Sappiamo anche che è estremamente probabile le soluzioni di La Russa potrebbero essere vicine a quelle della Meloni e quelle di Bersani non andrebbero lontanissime da quelle di Conte; Salvini e Renzi invece farebbero solo quello che ritengono, in quel momento, di maggior effetto propagandistico.

Il fatto le persone siano molto più importanti dei “programmi” è anche certificato dalla cura che si usa per scegliere i “fedelissimi” per i posti chiave. Non è solamente questione di “poltrone” (alle quali ovviamente tutti ambiscono e vengono distribuite con il “Manuale Cencelli”) ma anche di occupare centri decisionali con persone che possono “essere utili” al disegno del “capo”. Piazzare Calderoli a fare il “ministro per gli Affari regionali e le autonomie” ha un valore molto superiore al mero peso della “poltrona” e sarebbe completamente diverso ci fosse un anonimo “peone” anche dello stesso gruppo.

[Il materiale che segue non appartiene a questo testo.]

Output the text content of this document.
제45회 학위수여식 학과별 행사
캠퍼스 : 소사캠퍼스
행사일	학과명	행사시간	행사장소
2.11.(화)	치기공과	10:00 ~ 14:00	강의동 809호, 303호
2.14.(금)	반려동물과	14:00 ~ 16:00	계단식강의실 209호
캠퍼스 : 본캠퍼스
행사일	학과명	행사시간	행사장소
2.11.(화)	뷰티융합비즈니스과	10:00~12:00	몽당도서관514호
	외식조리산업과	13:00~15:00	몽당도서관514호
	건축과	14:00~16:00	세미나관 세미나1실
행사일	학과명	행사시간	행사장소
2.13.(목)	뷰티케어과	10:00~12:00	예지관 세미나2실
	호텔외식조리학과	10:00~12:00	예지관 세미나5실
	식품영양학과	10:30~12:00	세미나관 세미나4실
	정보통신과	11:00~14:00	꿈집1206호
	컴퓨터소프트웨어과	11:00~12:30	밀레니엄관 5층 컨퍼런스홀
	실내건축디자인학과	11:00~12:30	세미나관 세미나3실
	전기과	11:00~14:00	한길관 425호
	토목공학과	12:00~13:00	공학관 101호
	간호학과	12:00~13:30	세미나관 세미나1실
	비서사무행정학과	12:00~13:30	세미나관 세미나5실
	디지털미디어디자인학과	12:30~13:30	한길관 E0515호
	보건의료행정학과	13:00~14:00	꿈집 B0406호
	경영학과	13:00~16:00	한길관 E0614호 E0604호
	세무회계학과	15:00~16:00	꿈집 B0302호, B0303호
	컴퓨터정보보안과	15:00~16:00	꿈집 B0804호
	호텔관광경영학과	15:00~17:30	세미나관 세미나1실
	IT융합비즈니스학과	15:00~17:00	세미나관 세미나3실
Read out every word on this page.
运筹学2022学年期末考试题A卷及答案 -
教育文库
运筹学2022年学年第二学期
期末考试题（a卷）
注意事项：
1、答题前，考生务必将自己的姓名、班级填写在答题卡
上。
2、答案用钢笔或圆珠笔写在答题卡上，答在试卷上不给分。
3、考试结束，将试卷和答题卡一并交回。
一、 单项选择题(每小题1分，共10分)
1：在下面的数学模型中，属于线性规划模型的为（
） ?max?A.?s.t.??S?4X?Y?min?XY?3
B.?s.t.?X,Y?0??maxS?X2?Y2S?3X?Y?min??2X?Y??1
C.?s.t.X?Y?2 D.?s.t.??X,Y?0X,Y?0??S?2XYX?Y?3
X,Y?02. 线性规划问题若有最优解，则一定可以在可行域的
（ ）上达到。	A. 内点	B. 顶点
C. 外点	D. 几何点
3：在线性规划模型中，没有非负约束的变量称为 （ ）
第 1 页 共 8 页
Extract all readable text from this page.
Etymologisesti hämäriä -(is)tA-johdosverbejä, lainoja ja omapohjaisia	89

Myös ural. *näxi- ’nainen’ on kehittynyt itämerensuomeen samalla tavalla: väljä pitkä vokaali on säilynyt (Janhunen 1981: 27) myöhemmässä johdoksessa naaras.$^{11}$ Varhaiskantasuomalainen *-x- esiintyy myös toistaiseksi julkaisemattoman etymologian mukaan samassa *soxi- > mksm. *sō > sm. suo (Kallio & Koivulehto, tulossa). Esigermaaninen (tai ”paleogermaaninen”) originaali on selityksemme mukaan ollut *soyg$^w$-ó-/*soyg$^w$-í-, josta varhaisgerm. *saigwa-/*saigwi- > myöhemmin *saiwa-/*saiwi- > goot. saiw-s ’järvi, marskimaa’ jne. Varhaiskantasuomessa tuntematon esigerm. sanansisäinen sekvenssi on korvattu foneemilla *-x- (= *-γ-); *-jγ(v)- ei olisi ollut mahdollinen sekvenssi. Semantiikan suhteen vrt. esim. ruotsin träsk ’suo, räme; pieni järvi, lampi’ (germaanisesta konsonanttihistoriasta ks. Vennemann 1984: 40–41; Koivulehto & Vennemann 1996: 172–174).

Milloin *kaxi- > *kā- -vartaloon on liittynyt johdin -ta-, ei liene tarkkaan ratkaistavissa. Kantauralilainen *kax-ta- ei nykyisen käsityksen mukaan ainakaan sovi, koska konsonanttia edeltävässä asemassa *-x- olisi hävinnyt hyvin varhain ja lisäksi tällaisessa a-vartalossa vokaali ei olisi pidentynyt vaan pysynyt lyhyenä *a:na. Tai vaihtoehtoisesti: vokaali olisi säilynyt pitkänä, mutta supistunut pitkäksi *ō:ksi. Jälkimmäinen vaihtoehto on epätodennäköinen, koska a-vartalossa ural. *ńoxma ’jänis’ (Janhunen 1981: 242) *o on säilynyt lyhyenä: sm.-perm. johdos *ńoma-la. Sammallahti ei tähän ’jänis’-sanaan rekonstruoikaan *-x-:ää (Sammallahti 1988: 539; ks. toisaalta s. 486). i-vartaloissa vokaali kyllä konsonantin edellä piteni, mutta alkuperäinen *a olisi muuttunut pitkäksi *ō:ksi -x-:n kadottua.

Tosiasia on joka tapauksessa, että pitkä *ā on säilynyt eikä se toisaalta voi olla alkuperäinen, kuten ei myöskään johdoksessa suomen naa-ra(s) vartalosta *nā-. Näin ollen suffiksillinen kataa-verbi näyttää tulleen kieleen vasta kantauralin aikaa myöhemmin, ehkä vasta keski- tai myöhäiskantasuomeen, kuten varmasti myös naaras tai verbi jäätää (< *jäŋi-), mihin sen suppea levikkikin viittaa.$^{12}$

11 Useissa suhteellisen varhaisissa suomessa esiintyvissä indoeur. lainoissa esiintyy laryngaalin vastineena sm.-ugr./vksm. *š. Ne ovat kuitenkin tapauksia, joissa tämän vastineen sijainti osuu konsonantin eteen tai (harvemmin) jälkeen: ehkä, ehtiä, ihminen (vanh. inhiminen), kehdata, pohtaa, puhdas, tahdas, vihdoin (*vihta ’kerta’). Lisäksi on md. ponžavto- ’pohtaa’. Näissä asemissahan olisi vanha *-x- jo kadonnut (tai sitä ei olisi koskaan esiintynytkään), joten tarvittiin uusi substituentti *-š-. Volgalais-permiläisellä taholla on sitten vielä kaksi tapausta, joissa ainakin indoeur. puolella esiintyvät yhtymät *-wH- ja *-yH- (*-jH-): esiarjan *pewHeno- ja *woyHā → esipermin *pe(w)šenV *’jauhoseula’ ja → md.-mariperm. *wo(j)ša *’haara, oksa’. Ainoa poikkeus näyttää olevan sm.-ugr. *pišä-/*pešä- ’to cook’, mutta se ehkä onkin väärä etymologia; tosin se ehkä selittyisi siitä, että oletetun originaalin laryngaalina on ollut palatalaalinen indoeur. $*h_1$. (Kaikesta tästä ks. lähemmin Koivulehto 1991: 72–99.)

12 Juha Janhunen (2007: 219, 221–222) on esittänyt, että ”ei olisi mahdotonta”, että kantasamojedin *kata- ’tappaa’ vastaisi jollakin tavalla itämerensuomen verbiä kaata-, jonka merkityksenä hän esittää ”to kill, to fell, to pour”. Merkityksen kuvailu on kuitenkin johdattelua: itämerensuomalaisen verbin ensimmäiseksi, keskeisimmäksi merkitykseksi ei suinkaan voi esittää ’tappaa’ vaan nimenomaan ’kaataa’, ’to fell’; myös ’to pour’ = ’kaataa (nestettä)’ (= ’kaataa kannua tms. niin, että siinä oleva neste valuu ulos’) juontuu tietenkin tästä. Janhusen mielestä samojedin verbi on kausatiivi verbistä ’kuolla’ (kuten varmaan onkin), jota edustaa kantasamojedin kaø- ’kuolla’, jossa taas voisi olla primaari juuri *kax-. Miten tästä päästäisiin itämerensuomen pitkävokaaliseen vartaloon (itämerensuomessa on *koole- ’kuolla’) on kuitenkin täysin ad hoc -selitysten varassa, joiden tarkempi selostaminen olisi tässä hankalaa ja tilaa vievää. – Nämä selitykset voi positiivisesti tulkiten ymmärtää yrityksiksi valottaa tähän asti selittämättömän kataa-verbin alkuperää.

Il più grosso problema è che l’attuale Legge Elettorale ci impedisce di scegliere le persone come dovremmo, ovvero cercando di capire quale, fra i candidati, potrebbe tirare nella direzione che noi reputiamo “migliore” e con che forza, anche di fronte a una situazione “non prevista” dai piani (ovvero la quasi totalità delle situazioni reali). Questo è un vulnus al quale, però, non pare ci sia qualcuno intenzionato a metter mano, esattamente per lo stesso motivo per cui si (stra)parla tanto dei “programmi”: perché fa comodo e lega le mani agi elettori.

Capisco perfettamente perché loro si comportino a questo modo, quello che non capisco è perché tanta gente, anche intelligente e preparata (penso a Travaglio), non li sbugiardi pubblicamente.